The Paying Guests - Sarah Waters (2014) (B-)
The Miniaturist - Jessie Burton (2014) (B-)
Us - David Nicholls (2014) (B-)
Mommie Dearest - Christina Crawford (1978) (B-)
Tease - Amanda Maciel (2014) (B-)
The Land of Stories: The Wishing Spell - Chris Colfer (2012) (B-)
Dietland - Sarai Walker (B-)

Nine Inches - Tom Perotta (2013) (C+)
Around the World in Eighty Days - Jules Verne (1873) (C+)
Inherit Midnight - Kate Kae Myers (C+)
Yes Please - Amy Poehler (2014) (C+)
Outlander - Diana Gabaldon (1991) (C+)
All My Puny Sorrows - Miriam Toews (2014) (C+)
How Not to be Wrong: The Power of Mathematical Thinking - Jordan Ellenberg (2014) (C+)

Kiss Me First - Lottie Moggach (2013) (C)
The Blondes - Emily Schultz (2012) (C)
Fables, Volume #3 (Storybook Love) - Bill Willingham (2004) (C)

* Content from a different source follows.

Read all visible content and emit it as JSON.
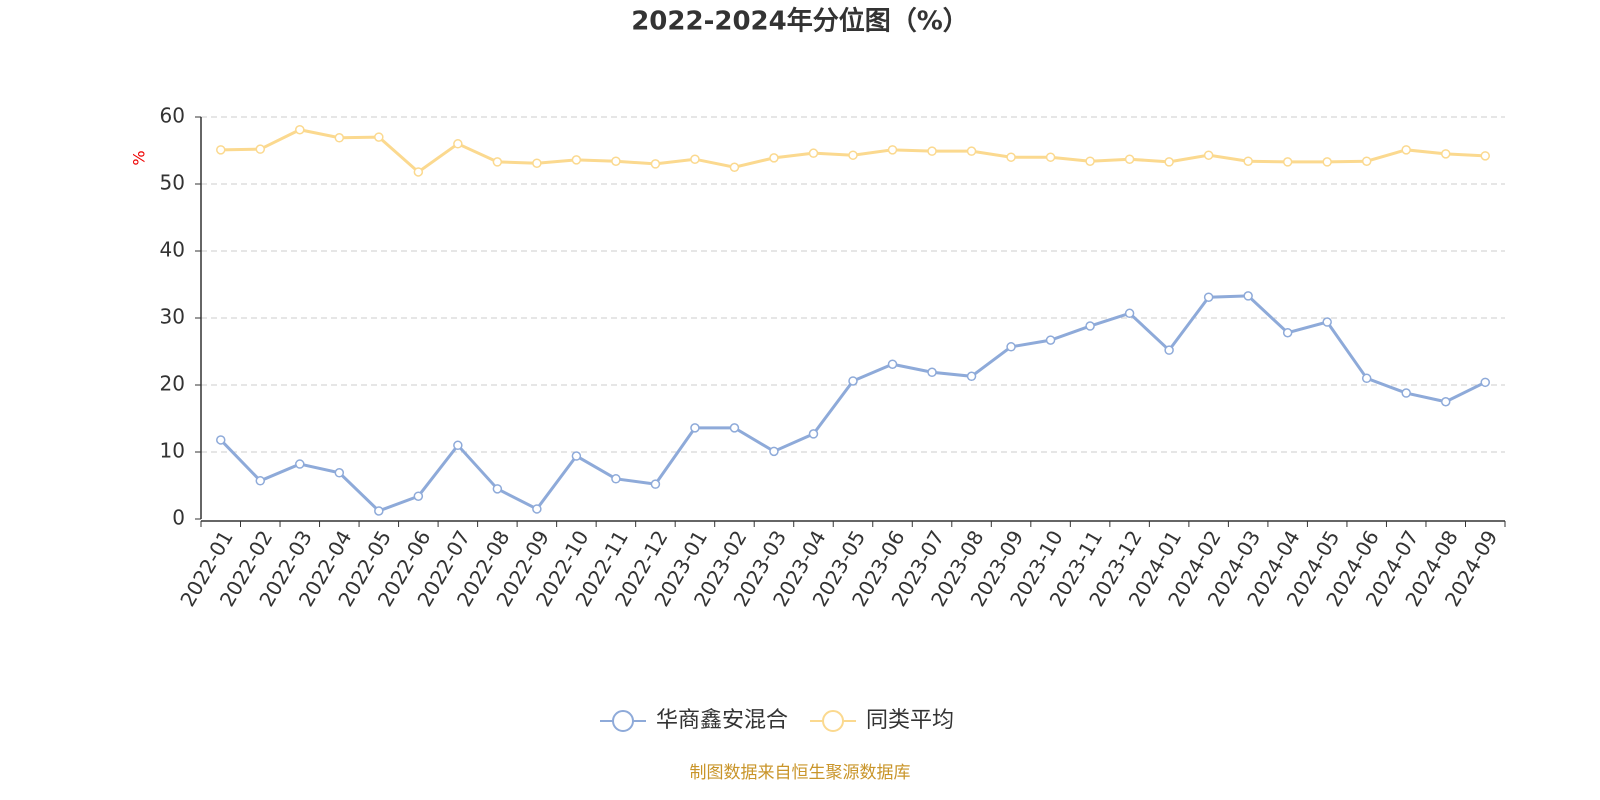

This is normally the place where I'd list the books that I dropped before finishing them, but as I said at the top of the post, this has been a pretty remarkable year. I didn't have to jettison anything! If there's one thing to fix, it looks like I may have slightly over-relied on popular, mainstream books. There's nothing wrong with enjoying those, of course, but I'd like to challenge myself a bit more. In order to discover those hidden gems, though, I'll need recommendations. And in order to get those, we all need to get reading. To the library!